You might be thinking that cycling is a whole different sport from baseball, so they wouldn’t dope the same. It is a different sport but the approach to doping now is one of minimal gains. Take everything that helps, even if it’s only a little. And a lot of littles add up. So they’re all taking EPO, anabolic steroids, human growth hormones, peptide, and ketones. What differs from one sport to the next is the amount of each. Cyclists, for instance, only take tiny doses of testosterone for faster muscular recovery. Baseball players take larger doses of testosterone for better arm strength and bat speed.
And the Tour de France is the most undeniable example that they’re doping with impunity, and only rarely ever get caught.
The expression they use in cycling is, “You can’t fail the drug test unless you first fail the IQ test.” In other words, it you got caught, it was because you did something stupid. It’s that cut-and-dried, and that easy a test to thwart.
Many variables like the baseball is different, the bat is different, the stadium designs, the length of the fence, the height of the pitchers mound, players training better.
Babe Ruth did his best pitching and hitting after eating hot dogs and drinking lots of alcohol.
Also the number of games per season.
Agree!

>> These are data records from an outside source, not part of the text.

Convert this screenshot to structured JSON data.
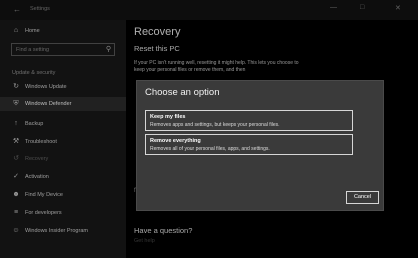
{
  "titlebar": {
    "back_icon": "back-arrow-icon",
    "title": "Settings",
    "minimize": "—",
    "maximize": "□",
    "close": "✕"
  },
  "sidebar": {
    "home": {
      "label": "Home",
      "icon": "home-icon"
    },
    "search": {
      "placeholder": "Find a setting",
      "icon": "search-icon"
    },
    "section_heading": "Update & security",
    "items": [
      {
        "label": "Windows Update",
        "icon": "refresh-icon"
      },
      {
        "label": "Windows Defender",
        "icon": "shield-icon"
      },
      {
        "label": "Backup",
        "icon": "upload-icon"
      },
      {
        "label": "Troubleshoot",
        "icon": "wrench-icon"
      },
      {
        "label": "Recovery",
        "icon": "history-icon"
      },
      {
        "label": "Activation",
        "icon": "check-circle-icon"
      },
      {
        "label": "Find My Device",
        "icon": "person-icon"
      },
      {
        "label": "For developers",
        "icon": "developer-icon"
      },
      {
        "label": "Windows Insider Program",
        "icon": "smiley-icon"
      }
    ]
  },
  "main": {
    "page_title": "Recovery",
    "reset_heading": "Reset this PC",
    "reset_text": "If your PC isn't running well, resetting it might help. This lets you choose to keep your personal files or remove them, and then",
    "side_marker": "f",
    "question": "Have a question?",
    "help_link": "Get help"
  },
  "dialog": {
    "title": "Choose an option",
    "options": [
      {
        "title": "Keep my files",
        "desc": "Removes apps and settings, but keeps your personal files."
      },
      {
        "title": "Remove everything",
        "desc": "Removes all of your personal files, apps, and settings."
      }
    ],
    "cancel": "Cancel"
  }
}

They might be mentioned in a footnote regarding MLB records, as long as their drug use is included.
Sorry, that should have been "marginal" gains, non "minimal."
Take everything that helps, even if only a little bit, and take as much of everything as you can and still escape detection. In some cases the limit has a threshold (like hematocrit, or caffeine [yes, the World Anti-Doping Agency {WADA} has a caffeine limit]), so you can take it, but only so much before getting popped.
There are over 400 pitchers in the MLB.